Dar is satisfied with his earnings. In his life he has constructed two houses and has every comfort. But the departure of Faizan, whom he calls the apple of his eyes, not because he was the youngest but for his abilities, has created an absence that will never be filled again. Faizan, his grandfather said, had learnt three chapters of the Quran and was the topper in his school.
Dar said that Faizan would begin his day at 6:30am. “First he would go to the Islamic seminary for two hours, return and pack up his bag for school, return at 3, then again go to the seminary. He would spend his evenings doing homework. On Sunday, Faizan had returned from the seminary and had gone out to see what was happening at the school outside,” Dar said.
About 300 meters away from Dar’s residence, Abbas Rather’s family is mourning his death at their three-storey house. Fateh Mohammad Rather, Abbas’s father, is sitting in a corner of a room that is decorated by wall hangings. Abbas was the second of Fateh’s sons to be killed. His eldest son Abbas worked in Dubai and had planned to take Abbas with him. The passport that he had applied for Abbas arrived after his death.
Fateh Mohammad is a constable in the Jammu and Kashmir Armed Police. He did not seem to be happy with his job. “I had promised my eldest son that I will voluntarily retire from the service once Abbas is placed.

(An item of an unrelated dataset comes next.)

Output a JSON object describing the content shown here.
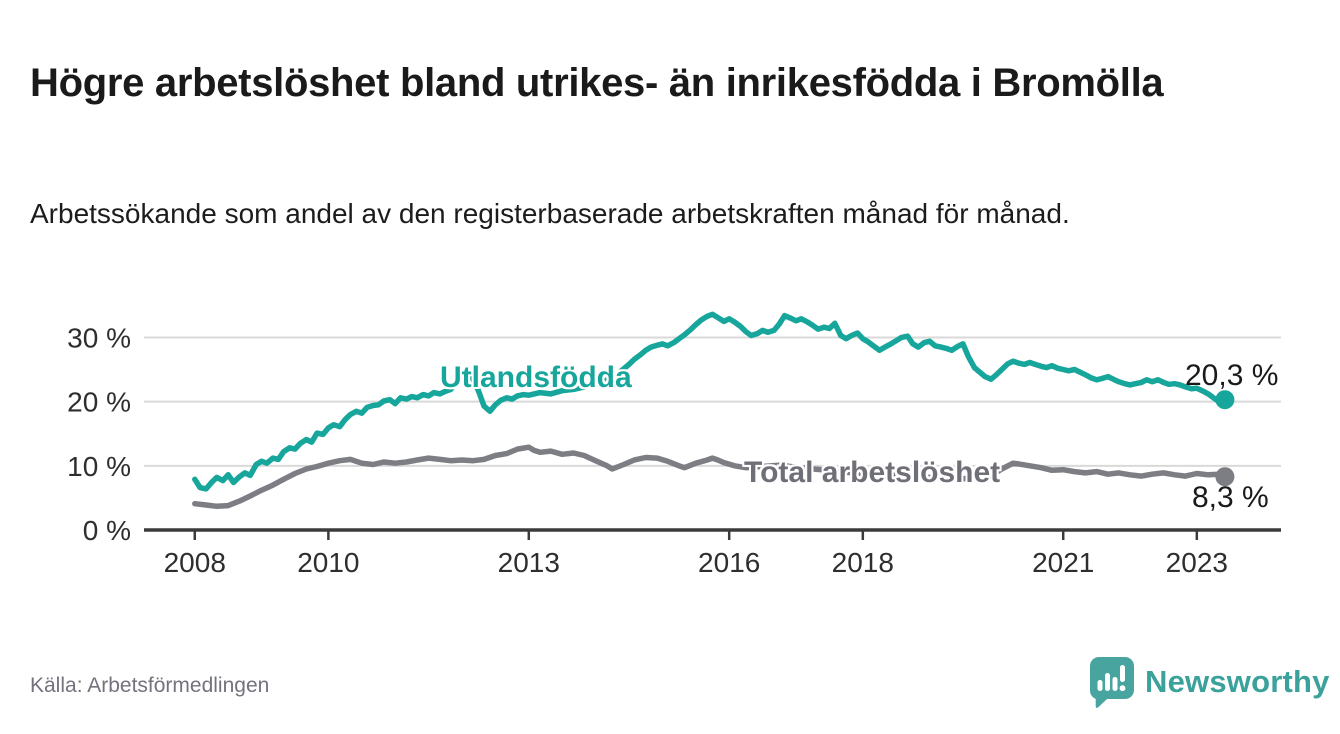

I was due to retire in June 2014 but fate had other plans,” he said.
Of Abbas he said, “He is a martyr I am proud of.”
Dalwan is a calm village. Around the homes of Abbas and Faizan, the silence is broken by cries of their relatives. Faizan and Abbas have become talk of the village. A local graveyard has been called martyrs’ graveyard because Faizan and Abbas are considered the first martyrs of the village. In the 30-year-old armed insurgency against Indian rule, Dalwan produced one rebel, next to whom in the graveyard lie Faizan and Abbas.

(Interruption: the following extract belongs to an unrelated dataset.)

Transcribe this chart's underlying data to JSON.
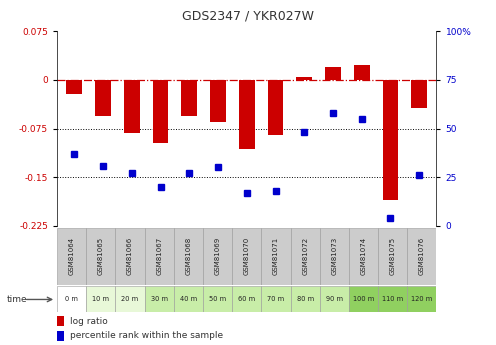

At Shah Mohallah, a locality in Chadoora, where a civilian named Shabir Ahmad, the sole bread earner of his family, was killed on Sunday, no vote was cast for the first time in the history of elections here. The brutalities during the summer uprising of 2016 and the three civilian killings post an encounter on March 28 at Chadoora had kept residents away from polling stations. Ghulam Mohammad Bhat, Shabir’s father, told Kashmir Reader that his martyred son had been insisting for days that the family does not vote in this election.
The killing of Shabir has now made his father and the youngsters in the area resolve to never vote again.
“We don’t count anywhere. It is the will of the youngsters who have controlled the streets. They rule,” Bhat said. Shabir’s mother, Zareefa, said her son had made her proud.
Before the voting began on Sunday, youngsters had decided in a meeting to not vote for anyone. Outside Shabir’s home, a dozen of youngsters gathered to interact with this reporter. Their only point was that they did not boycott the polls because they were denied development but because they have been denied freedom. They dismissed any question that connected the boycott with the lack of development in the area.
The disenchantment against the Indian system is so much that none of the families are interested in going to court against the troops who killed their children. For Faizan’s family, real justice is freedom from India. For Fateh, his faith in the system has waned because he could not get the killers of his first son punished.
“You know the system. Why do you ask me about it? I will wait for the justice of Allah,” he said.
Shabir’s family also believes that they won’t get justice but they have decided to lodge an FIR, in the hope that it may help them secure a job.
“Job has become our necessity now. This does not mean that we will vote again,” Bhat said.
During the re-poll on Thursday, no vote was cast in the polling stations in these areas.